United States or Mozambique ? Vote for the TOP Country of the Week !


Albertken zat te peinzen en Snepvangers rookte een sigaar en luisterde naar een merel die aan de overzijde van het water in een boschje verscholen zat. Grootva, fluisterde Albertken, is het aardig, altijd getrouwd te zijn? Maar manneken toch!... Wat een vraag!... Janneken Palincx zei gisteren dat zijn vader tegen zijn moeder gezegd had dat hij het beu is...

Antoine vond het wilde stampen en smijten nuttig voor de lichamelijke ontwikkeling, en Antoine was de vader!... Niet alleen de vader van Albertken, maar van nog zes andere spruiten die net als zijn kanariejongskens, gaapten en piepten en leven in huis brachten.

Zij zaten op een bank, zagen de kranen werken en hoorden de stoomers toeteren. Grootvader was het vraagbaken dat voor alles een antwoord vond dat het kind voldoening gaf. Grijsaard en kind lieten hun verbeelding vrij spel. Pa weet dat allemaal niet, misprees Albertken. Foei, strafte Snepvangers gevleid.

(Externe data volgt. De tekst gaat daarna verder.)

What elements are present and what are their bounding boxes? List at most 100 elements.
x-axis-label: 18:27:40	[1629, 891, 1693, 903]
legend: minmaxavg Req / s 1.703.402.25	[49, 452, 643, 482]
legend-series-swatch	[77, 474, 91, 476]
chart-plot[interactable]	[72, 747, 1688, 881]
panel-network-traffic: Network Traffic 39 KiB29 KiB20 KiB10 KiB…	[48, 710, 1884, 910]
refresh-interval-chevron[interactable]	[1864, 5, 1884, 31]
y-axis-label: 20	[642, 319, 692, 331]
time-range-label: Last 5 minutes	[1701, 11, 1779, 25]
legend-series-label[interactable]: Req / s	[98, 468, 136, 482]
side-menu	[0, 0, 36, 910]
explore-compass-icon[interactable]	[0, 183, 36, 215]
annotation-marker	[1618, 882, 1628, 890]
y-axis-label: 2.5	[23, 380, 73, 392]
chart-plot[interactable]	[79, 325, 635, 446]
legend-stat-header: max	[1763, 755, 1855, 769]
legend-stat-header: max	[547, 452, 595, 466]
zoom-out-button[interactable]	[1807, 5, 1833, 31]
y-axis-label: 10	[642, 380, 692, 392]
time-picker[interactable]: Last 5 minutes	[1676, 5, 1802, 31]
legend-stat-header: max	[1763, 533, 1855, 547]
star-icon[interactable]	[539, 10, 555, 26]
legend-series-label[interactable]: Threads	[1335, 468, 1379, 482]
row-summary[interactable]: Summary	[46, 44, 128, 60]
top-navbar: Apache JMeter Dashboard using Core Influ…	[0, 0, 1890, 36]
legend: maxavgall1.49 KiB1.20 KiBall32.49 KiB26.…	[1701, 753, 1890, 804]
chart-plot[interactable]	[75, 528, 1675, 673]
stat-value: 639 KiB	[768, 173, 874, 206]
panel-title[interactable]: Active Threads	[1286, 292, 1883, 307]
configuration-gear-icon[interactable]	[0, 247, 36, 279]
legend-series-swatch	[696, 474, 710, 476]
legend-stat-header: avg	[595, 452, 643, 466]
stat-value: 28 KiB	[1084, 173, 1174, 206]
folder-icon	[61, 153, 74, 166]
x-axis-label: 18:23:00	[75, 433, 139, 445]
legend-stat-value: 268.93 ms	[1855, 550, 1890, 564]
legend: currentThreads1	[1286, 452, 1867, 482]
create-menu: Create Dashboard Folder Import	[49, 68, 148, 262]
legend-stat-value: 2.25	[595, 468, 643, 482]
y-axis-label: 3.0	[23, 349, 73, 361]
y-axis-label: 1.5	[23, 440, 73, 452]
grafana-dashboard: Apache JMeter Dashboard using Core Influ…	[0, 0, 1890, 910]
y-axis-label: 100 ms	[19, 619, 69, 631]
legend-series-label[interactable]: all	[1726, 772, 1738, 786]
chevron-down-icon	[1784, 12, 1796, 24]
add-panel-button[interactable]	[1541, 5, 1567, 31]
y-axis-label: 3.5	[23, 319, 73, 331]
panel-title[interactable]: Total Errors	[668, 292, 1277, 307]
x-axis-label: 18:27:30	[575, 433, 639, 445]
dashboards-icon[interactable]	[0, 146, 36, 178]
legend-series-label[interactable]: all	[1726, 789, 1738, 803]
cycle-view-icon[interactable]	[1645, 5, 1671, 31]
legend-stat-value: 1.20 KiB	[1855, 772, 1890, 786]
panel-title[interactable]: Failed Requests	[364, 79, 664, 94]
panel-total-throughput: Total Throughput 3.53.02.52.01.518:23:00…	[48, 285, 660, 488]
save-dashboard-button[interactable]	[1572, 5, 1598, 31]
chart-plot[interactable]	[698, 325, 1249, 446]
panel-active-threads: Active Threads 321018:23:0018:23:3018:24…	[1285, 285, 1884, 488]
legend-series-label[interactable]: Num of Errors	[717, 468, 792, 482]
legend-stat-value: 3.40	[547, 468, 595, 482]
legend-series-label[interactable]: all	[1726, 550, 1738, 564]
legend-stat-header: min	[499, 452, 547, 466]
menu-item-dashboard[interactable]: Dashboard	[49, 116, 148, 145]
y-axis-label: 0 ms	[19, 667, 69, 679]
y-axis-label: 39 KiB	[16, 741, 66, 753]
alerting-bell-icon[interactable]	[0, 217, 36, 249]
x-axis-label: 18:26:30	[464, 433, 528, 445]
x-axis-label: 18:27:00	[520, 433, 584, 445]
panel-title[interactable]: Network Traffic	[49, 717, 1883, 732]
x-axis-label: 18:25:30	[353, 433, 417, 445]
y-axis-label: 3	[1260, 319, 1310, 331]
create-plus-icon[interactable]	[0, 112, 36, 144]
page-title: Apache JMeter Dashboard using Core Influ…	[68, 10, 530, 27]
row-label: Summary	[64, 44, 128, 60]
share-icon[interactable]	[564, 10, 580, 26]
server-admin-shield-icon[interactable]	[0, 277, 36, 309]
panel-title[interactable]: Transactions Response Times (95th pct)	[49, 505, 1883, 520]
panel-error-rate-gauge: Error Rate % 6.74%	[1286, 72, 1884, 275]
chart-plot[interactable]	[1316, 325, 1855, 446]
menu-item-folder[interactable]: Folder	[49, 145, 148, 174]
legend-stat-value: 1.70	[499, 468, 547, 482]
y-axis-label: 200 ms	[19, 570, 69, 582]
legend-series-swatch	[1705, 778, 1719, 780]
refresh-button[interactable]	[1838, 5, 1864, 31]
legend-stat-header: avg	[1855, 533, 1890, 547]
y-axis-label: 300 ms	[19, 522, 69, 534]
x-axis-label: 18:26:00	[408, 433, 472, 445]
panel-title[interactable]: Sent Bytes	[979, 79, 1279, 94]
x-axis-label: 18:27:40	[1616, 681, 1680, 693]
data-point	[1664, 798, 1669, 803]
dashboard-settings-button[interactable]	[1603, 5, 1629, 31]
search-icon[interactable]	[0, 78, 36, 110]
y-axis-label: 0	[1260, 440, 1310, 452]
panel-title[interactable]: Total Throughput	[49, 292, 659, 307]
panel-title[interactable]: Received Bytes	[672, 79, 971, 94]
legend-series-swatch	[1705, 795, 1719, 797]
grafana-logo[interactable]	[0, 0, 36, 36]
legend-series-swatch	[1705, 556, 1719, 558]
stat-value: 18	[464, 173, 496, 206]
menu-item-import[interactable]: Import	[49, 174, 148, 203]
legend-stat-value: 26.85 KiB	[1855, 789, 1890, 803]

Niet waar, Albertken, zei Snepvangers onthutst. Ja, heel klein vlooien met heel lang haar! Maar, Albertken toch, ge moogt niet beuzelen! Ik zou toch zoo gaarne vlooien hebben, zuchtte Albertken, dat moet zoo plezant zijn. Maar het is niet waar... Ik denk het zoo maar, Grootva, zei de kleine waanwijs, dat is zoo mijn plezier. Snepvangers zette groote oogen op en vond Albertken een wonder kind.

Ja! zei de andere zuur, misschien moest ik het niet zeggen... de menschen zijn toch zoo eigenzinnig... maar als vriend, als ge dan toch een kanarievogel wilt koopen, ga dan om raad bij den klakkenmaker van de Paardenmarkt... anders wordt ge nog bedonderd ... Dank u, Sander. Snepvangers sprak er met Albertken over. Ik zal het Grootmoe vragen, meende het kind.

Snepvangers zag de fraaiheid weerkaatst in een grooten, zilveren spiegelbal, aan een kant de kamer, daarnaast een stuk van den diepen tuin, een rood bed geraniums en het levend groen. De deuren stonden open, vogels kwinkeleerden in de hoornen, Albertken zat als verloren te droomen op den tuintrap. Wel, Antoine, ge haalt er eer van... Rijk zijn is toch plezant, meende Craen.

Wat zal ik blij zijn... We kennen Holland nu... 't is een aardig land... de menschen zijn goed... heel goed zelfs... de sigaren zijn goedkoop... maar toch. Oost West, thuis best... Ik begon anders goed Hollandsch te praten en met gulden en dubbeltjes te rekenen... En nu heb ik niks gekocht voor Albertken...

Zij vergaten er het uitzicht der stad en de gebeurtenissen. Wanneer Miranda zich een beetje te erg verlaat had, ging Snepvangers mee naar huis en kroop mee op den zolder, waar de houtdraaier zijn werkhuis had. Samen wijsgeerden zij over de wereld en over de Saksische kanarievogels. Zekeren middag kwam Albertken zijn grootvader opzoeken, die door het dwaas bellen opschrok uit zijn middagslaapje.

Albertken, die pas zijn eerste communie had gedaan, was van lieverlede wat losgeraakt van zijn Grootvader. Nog kwam hij wel af en toe naar de vogels kijken, nog gingen zij wel eens samen wandelen naar den Dierentuin of naar het terras, maar Albertken had n kameraadjes waarmee hij beter praten kon.

Hebben de menschen ook vlooien, Grootva, vroeg Albertken zekeren dag. Sommige menschen, leerde Snepvangers, maar dat zijn vuil menschen... Och, dat is spijtig, betreurde Albertken. Spijtig? Ja... Snepvangers was zoo verbluft dat hij niet verder aandrong om een reden te kennen. De volgende maal, toen zij weer voor het apenkot stonden, zei Albertken trotsch: Wij hebben thuis ook vlooien!